William and Catherine Booth: The Couple Who Built an Army for the Forgotten

Relief Directory StaffJanuary 10, 2026 at 12:00 PM

The Salvation Army is one of the largest providers of social services in the world. It began with a preacher, a tent, and the people no other church would welcome.

A Tent in a Quaker Graveyard

William Booth was an English Methodist preacher who underwent a religious conversion at 15 and became a revivalist. His wife Catherine was an equally influential preacher and early advocate for women's equality in ministry. In 1865, Booth was invited to hold meetings in London's East End, one of the city's most impoverished areas.

He set up a tent in a Quaker graveyard. His services drew thieves, prostitutes, gamblers, and drunkards. When established churches refused to accept his new converts, Booth continued ministering to them directly. The organization took its famous name in 1878, when Booth crossed out "volunteer army" on a printer's proof and wrote "Salvation Army" instead.

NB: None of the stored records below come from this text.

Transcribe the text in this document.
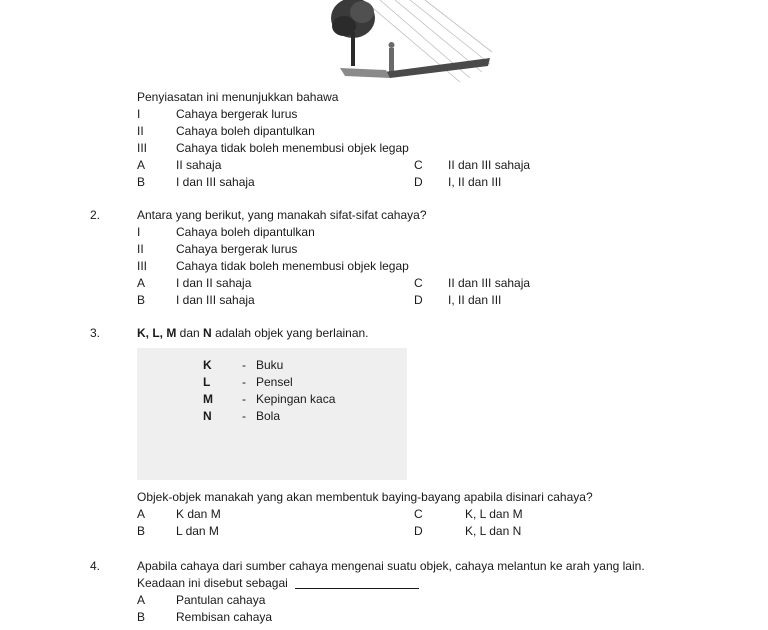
Penyiasatan ini menunjukkan bahawa
I	Cahaya bergerak lurus
II	Cahaya boleh dipantulkan
III Cahaya tidak boleh menembusi objek legap
A	II sahaja
B	I dan III sahaja
C II dan III sahaja
D I, II dan III
2.	Antara yang berikut, yang manakah sifat-sifat cahaya?
I	Cahaya boleh dipantulkan
II	Cahaya bergerak lurus
III Cahaya tidak boleh menembusi objek legap
A	I dan II sahaja
B	I dan III sahaja
C II dan III sahaja
D I, II dan III
3.	K, L, M dan N adalah objek yang berlainan.
K	- Buku
L	- Pensel
M - Kepingan kaca
N	- Bola
Objek-objek manakah yang akan membentuk baying-bayang apabila disinari cahaya?
A	K dan M
B	L dan M
C	K, L dan M
D	K, L dan N
4.	Apabila cahaya dari sumber cahaya mengenai suatu objek, cahaya melantun ke arah yang lain.
Keadaan ini disebut sebagai
A	Pantulan cahaya
B	Rembisan cahaya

Meeting Needs on Every Front

Catherine Booth matched her husband's drive, preaching publicly at a time when women rarely did so. She championed services for women and children and helped shape the organization's practical approach to ministry: feed the hungry, shelter the homeless, and care for the addicted alongside spiritual outreach.

160 Years of Service

Today, The Salvation Army operates in more than 130 countries with over 1.7 million members and officers. In the United States alone, annual revenue exceeds $4 billion, funding disaster relief, homeless shelters, addiction rehabilitation, and anti-trafficking programs. The Booths' belief that no one should be left behind remains the organization's driving force.